Cet arrêt constitue l’une des premières applications de cette disposition de la loi du 21 février 2022 et s’inscrit dans le prolongement de la jurisprudence antérieure qui a admis, par le biais d’une interprétation extensive de l’article 348-6 du Code civil, le prononcé de l’adoption plénière par la compagne de la mère biologique sur le seul fondement de l’intérêt de l’enfant, malgré l’opposition (TGI Lille, 14 octobre 2019, n° 19/1037, AJ Fam., 2020, p. 248, obs. F. Berdeaux) ou la rétractation du consentement par cette dernière (TGI Pontoise, 24 novembre 2020, N° 19/01979, AJ Fam., 2020, p. 182, obs. L. Brunet). Un tel raisonnement semble pourtant difficilement cohérent avec la lettre de l’article qui exige de prouver un désintérêt de la part du parent à l’égard de l’enfant. Fondées sur le « vide juridique qui a pour conséquence de laisser l’établissement de la filiation de cet enfant à l’égard de sa mère d’intention au bon vouloir unilatéral de sa mère » (TGI Pontoise, préc.), ces décisions ont pu être interprétées comme une application anticipée des nouveautés à venir (L. Brunet, préc.) et le prononcé d’une adoption plénière sur le seul fondement de l’intérêt de l’enfant a d’ailleurs été approuvé par la Cour de cassation elle-même (Cass. civ. 1, 3 novembre 2021, n° 20-16.745, F-D N° Lexbase : A06747BL) même si la mère légale avait en l’espèce effectivement donné son consentement pour ne s’opposer qu’ultérieurement à l’adoption.

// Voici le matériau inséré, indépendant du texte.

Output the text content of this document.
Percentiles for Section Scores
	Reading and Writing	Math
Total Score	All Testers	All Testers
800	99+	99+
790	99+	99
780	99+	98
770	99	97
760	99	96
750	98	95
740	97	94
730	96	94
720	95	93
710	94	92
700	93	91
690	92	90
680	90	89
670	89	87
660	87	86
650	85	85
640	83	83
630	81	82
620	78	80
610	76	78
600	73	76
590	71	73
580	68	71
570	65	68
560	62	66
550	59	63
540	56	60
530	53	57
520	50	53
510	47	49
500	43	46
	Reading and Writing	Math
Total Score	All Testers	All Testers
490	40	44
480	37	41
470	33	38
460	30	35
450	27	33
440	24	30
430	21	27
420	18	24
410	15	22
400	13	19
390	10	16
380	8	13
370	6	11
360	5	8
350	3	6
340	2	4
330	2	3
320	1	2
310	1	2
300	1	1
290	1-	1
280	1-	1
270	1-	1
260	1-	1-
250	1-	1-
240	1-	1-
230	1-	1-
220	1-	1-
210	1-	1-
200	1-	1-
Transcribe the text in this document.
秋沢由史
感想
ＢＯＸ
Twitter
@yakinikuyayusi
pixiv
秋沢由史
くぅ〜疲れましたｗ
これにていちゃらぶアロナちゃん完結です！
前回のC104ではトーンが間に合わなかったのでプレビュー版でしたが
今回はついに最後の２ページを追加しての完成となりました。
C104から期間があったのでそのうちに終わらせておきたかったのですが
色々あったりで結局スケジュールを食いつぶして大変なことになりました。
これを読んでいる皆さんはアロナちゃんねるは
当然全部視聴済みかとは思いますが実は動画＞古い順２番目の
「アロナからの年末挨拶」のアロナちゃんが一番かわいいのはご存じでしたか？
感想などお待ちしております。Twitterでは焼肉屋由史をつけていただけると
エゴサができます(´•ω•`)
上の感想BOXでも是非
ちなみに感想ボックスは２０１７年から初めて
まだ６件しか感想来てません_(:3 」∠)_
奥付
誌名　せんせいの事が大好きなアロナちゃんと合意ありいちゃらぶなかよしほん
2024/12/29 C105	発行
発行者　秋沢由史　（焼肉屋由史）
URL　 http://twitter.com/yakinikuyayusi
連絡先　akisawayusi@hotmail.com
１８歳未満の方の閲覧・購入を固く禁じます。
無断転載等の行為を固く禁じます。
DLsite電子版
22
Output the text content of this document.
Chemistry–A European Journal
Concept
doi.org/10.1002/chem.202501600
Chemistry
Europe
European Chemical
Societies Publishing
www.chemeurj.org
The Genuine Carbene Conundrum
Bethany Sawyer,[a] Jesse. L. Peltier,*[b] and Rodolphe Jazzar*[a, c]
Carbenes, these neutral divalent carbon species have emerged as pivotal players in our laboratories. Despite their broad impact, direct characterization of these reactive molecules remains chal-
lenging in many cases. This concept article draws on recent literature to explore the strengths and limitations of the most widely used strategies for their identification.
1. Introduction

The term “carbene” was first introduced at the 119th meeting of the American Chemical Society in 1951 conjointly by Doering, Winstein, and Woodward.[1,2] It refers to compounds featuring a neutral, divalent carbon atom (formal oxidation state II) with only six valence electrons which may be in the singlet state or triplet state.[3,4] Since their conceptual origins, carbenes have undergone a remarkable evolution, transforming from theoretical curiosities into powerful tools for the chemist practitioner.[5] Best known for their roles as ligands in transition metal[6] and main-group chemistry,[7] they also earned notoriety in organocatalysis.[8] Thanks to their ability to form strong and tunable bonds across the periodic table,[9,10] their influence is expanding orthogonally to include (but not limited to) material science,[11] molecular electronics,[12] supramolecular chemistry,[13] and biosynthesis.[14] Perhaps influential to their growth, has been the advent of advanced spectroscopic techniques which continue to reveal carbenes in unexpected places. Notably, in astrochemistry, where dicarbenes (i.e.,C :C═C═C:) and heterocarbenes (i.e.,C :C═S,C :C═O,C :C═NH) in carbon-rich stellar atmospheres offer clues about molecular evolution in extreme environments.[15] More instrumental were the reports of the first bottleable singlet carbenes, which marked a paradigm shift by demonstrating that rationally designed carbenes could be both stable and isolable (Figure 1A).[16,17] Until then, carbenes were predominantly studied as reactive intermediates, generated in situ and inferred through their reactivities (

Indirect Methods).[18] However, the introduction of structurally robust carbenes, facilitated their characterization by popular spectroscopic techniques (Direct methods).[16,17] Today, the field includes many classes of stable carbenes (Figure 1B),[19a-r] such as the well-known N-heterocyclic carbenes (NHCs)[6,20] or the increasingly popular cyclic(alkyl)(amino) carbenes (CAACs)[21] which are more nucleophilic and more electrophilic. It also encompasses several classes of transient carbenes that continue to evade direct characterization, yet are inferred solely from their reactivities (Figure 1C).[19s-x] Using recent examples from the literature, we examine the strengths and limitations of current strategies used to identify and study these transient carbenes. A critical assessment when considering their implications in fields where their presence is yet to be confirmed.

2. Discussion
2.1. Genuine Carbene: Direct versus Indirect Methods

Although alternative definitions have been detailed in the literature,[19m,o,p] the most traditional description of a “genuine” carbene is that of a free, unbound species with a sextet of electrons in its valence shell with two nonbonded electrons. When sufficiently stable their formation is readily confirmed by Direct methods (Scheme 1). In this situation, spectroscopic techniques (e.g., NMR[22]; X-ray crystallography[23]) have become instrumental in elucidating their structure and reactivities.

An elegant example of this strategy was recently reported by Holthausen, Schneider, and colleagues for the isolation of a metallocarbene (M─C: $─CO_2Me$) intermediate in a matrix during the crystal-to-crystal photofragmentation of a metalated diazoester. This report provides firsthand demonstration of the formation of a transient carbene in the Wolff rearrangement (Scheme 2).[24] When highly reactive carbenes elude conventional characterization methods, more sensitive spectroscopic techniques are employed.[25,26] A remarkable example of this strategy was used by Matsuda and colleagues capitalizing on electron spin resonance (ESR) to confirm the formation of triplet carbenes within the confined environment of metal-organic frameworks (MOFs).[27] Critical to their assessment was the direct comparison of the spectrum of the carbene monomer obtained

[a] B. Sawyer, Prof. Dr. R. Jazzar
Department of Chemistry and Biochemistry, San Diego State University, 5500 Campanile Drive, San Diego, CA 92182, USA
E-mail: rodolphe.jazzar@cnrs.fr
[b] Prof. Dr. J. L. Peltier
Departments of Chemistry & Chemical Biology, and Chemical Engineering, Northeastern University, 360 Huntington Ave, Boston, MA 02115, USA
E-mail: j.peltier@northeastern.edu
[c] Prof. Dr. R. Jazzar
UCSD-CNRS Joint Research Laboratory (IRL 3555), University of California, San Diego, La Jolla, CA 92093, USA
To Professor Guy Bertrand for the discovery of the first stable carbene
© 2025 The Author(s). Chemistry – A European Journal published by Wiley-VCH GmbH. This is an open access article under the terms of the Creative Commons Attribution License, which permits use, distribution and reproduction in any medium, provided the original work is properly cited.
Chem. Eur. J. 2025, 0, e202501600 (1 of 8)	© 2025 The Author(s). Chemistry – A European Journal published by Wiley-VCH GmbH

Dès lors, il convient de souligner la rigueur juridique de l’arrêt en ce qu’il exclut spécifiquement l’application de l’article 348-6 du Code civil à défaut de caractériser un désintérêt pour l’enfant de la part du parent légal. Reste à déterminer si les autres juridictions du fond suivront, sous l’impulsion de la possibilité qui leur est désormais offerte de mobiliser la loi sur l’adoption.